Putri Eung meletakkan bambu yang panjang dan berisi abu tersebut diatas kepala
sedangkan putri Eing meletakkan bambu yang kecil di samping tempat tidurnya
sejajar dengan pundak dan tangannya. Tiba-tiba saja, saat para putri tengah tidur
lelap karena kelelahan, bambu-bambu mereka mengeluarkan sinar atau cahaya dalam
5 detik. Setelah itu cahayanya menghilang. Keesokan harinya, saat para putri bangun
mereka berniat untuk membuang abu jenazah itu ke laut. Saat mereka hendak melepaskan
abu itu dan mengalirkannya ke laut, tiba-tiba dari dalam bambu cahaya itu
muncul lagi dan mereka melihat dengan kedua mata mereka sendiri ada tunas yang
sedang tumbuh dari dalam bambu. Putri
Eing dan Putri Eung terheran-heran dengan peristiwa tersebut, sebab tunas sang
kakak terlihat lebih besar dan sang adik terlihat lebih kecil. Mereka
penasaran, dan membawa potongan bambu kembali ke istana dan melihat apa
yang akan terjadi dengan tunas-tunas itu.
Setelah tiga bulan tunas itu dirawat dan disirami, maka
terkejutlah kedua putri itu melihat pertumbuhan yang sangat cepat dari tunas
itu. Semakin hari semakin membesar dan tiba-tiba mereka melihat dua orang pemuda
laki-laki muncul di hadapan mereka. Putri menanyakan asal usul mereka, mengapa
bisa terjadi seperti ini. Mereka menjawab bahwa mereka adalah putra dari
Antaswirna, penguasa laut bagian barat. Kakek yang ditemui oleh para putri itu
adalah kakek yang selama ini merawat putra-putra Antaswirna selama pengembaraan
di kepulauan Kujang. Kemudian mereka mendapat informasi bahwa raja Rampai
sedang mengejar-ngejar mereka untuk menaklukan Antaswirna dan kawasannya. Jika
kedua putera Antaswirna tertangkap, maka daerah kekuasaan Antaswirna juga akan
beralih tangan. Kakek yang mengetahui keadaan buruk ini memberikan saran kepada
kedua putera mahkota untuk bersembunyi di dalam bambu, sampai waktunya aman dan
tepat. Tetapi, raja rampai yang cerdik itu mengetahui keberadaan dan tempat
persembunyian kakek dan nenek yang di duga menyembunyikan keberadaan putera
Antaswirna.
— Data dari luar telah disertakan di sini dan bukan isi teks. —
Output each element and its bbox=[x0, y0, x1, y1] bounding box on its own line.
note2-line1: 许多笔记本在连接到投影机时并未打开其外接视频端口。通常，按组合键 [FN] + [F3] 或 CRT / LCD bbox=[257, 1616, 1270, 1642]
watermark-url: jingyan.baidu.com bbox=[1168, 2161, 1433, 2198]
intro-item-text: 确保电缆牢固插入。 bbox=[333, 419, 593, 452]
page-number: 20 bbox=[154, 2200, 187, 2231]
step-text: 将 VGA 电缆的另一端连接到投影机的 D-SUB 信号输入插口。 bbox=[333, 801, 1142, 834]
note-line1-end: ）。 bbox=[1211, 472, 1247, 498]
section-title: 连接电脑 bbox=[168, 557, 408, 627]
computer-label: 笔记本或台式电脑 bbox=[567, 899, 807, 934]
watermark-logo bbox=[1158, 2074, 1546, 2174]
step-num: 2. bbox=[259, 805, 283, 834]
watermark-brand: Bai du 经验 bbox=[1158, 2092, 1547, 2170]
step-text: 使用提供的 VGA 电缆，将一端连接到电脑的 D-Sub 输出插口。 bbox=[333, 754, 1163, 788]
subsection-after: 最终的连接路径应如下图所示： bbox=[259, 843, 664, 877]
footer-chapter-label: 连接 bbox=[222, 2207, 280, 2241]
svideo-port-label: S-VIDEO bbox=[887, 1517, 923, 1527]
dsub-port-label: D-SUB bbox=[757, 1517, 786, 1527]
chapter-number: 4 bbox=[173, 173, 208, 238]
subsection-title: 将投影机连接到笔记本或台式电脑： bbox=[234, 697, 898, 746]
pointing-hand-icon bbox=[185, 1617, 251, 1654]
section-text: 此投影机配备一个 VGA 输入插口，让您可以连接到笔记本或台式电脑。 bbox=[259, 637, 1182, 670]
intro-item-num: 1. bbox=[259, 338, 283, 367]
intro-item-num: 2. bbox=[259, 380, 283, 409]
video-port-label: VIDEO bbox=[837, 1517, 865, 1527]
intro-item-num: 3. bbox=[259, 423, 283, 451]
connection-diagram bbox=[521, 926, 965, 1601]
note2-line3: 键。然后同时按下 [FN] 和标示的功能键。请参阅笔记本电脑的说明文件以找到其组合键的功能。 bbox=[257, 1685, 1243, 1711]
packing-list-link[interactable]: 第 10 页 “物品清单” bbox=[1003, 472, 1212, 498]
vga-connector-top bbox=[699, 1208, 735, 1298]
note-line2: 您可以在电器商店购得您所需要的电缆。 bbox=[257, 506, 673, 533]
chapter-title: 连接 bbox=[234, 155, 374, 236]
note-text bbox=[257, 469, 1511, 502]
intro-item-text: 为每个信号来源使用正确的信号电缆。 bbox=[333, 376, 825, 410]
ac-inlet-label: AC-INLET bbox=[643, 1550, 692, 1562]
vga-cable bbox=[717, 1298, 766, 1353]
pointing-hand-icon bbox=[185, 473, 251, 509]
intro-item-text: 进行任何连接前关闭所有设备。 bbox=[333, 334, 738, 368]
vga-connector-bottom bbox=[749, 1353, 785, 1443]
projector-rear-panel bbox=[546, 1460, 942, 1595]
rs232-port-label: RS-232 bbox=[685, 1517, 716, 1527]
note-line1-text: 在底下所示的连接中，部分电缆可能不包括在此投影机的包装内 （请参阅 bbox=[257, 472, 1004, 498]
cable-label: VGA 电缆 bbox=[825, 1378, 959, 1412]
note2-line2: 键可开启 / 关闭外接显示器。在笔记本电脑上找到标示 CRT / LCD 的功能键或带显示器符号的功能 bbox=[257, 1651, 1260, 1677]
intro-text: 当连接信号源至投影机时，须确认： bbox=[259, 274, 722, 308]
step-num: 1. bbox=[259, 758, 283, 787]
Oleh karena mereka tidak menemukan jejak dari kedua putera
Antaswirna, maka mereka membunuh kakek dan nenek itu dengan menyuruh mereka
menenggak sebotol racun.
Kedua putra Antaswirna ini berniat untuk melamar putri
Eung dan putri Eing untuk memohon bantuan kepada raja Kujang untuk melawan raja
rampai. Pernikahan ini diharapkan dapat menggabungkan kepulauan Kujang dengan
daerah bawah laut sebelah barat kekuasaan Antaswirna, sehingga mereka bisa
mendirikan kerajaan yang lebih kuat dan megah. Kedua putri akhirnya menyetujuinya
karena ini juga untuk membalaskan kematian kakek dan nenek yang telah dibunuh
oleh raja Rampai. Kekuatan yang dimiliki kedua putera Antaswirna adalah hasil
dari pengembaraan dan hasil pertapaan mereka selama di Kujang. Putera pertama Antaswirna
bernama Pangeran Gajadhyna, dan putera kedua Antaswirna bernama Deskumanda.
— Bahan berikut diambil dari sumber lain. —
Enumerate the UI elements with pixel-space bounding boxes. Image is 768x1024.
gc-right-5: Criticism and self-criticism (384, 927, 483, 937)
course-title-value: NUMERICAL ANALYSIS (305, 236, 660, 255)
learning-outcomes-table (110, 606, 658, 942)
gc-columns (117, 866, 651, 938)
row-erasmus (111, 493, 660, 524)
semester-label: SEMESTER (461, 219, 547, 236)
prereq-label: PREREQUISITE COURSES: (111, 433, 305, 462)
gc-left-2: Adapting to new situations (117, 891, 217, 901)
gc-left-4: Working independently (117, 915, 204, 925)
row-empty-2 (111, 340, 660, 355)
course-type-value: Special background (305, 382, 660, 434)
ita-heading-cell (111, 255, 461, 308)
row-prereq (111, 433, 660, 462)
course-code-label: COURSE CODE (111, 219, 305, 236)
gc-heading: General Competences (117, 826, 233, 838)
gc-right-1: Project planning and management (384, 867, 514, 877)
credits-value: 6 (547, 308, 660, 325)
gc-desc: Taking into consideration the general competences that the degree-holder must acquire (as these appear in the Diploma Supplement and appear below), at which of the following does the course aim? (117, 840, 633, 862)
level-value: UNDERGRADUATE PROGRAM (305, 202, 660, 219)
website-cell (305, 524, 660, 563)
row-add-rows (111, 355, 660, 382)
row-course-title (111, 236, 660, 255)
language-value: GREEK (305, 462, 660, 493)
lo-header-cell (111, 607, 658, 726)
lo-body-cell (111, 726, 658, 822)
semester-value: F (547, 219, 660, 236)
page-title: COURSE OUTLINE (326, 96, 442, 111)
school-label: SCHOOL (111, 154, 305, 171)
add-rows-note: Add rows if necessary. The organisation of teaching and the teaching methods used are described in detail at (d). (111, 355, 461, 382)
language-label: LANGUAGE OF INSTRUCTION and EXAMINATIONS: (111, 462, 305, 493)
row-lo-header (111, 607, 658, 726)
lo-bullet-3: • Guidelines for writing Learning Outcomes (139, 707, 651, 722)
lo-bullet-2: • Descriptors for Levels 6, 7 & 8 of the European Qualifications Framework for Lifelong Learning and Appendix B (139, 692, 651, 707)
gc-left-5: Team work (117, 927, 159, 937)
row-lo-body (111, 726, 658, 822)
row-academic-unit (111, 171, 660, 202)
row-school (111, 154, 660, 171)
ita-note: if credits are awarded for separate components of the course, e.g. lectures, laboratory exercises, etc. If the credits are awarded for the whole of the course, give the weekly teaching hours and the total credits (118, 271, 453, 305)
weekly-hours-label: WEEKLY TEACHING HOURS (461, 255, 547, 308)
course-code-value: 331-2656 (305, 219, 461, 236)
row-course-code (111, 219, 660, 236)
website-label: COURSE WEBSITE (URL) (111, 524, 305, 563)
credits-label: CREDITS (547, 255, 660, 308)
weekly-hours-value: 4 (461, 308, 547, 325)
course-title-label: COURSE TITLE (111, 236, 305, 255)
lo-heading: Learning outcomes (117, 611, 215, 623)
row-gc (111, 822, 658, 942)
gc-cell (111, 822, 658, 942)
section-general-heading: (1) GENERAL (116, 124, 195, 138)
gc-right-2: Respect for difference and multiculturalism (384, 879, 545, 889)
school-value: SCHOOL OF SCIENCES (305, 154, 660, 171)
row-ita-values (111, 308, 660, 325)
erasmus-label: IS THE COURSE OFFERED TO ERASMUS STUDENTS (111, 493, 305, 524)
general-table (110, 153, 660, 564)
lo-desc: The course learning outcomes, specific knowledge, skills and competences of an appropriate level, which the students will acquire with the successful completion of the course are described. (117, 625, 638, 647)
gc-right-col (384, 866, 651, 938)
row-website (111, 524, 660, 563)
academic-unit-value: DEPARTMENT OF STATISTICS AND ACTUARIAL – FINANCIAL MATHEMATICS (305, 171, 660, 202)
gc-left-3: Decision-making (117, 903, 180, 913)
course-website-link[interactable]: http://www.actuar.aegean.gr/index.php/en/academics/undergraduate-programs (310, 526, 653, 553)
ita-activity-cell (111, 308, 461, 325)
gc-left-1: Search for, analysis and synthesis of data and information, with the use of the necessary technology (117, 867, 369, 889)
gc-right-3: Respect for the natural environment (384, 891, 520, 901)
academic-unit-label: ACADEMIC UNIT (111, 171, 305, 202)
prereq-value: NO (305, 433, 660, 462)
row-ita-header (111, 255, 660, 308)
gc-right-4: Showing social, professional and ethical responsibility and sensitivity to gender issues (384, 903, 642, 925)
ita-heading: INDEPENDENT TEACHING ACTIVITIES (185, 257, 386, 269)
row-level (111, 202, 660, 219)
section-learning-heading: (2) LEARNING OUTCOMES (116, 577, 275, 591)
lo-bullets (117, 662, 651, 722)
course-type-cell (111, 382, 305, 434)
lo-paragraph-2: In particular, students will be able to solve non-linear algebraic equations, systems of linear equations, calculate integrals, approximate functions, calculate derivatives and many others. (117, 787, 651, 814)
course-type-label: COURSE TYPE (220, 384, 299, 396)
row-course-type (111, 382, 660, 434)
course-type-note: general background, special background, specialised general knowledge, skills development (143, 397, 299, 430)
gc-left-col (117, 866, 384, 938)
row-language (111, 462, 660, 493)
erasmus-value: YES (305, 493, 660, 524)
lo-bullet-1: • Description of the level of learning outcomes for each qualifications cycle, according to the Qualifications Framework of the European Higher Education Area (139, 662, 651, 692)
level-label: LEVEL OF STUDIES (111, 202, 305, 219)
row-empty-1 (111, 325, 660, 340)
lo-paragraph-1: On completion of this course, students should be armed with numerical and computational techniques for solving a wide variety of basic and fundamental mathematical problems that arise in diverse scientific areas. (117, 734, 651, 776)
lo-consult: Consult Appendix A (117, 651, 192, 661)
Gajadhyna memiliki kecerdasan dan taktik berperang yang praktis, kemampuan otak
dan daya pikirnya sangat kuat. Sedangkan Deskumanda memiliki kekuatan fisik tangan
yang tak terkalahkan, pundaknya juga seperti baja. Perbedaan kekuatan ini
dikarenakan selama tinggal bersama puteri, mereka diperlakukan berbeda saat
mereka masih tunas.
Waktu berperang pun dimulai, kelompok
Raja rampai dan pasukannya menyerang kerajaan raja kujang. Namun di balik
pertahanan itu ada rangkaian strategis yang telah direncanakan Gajadhyna.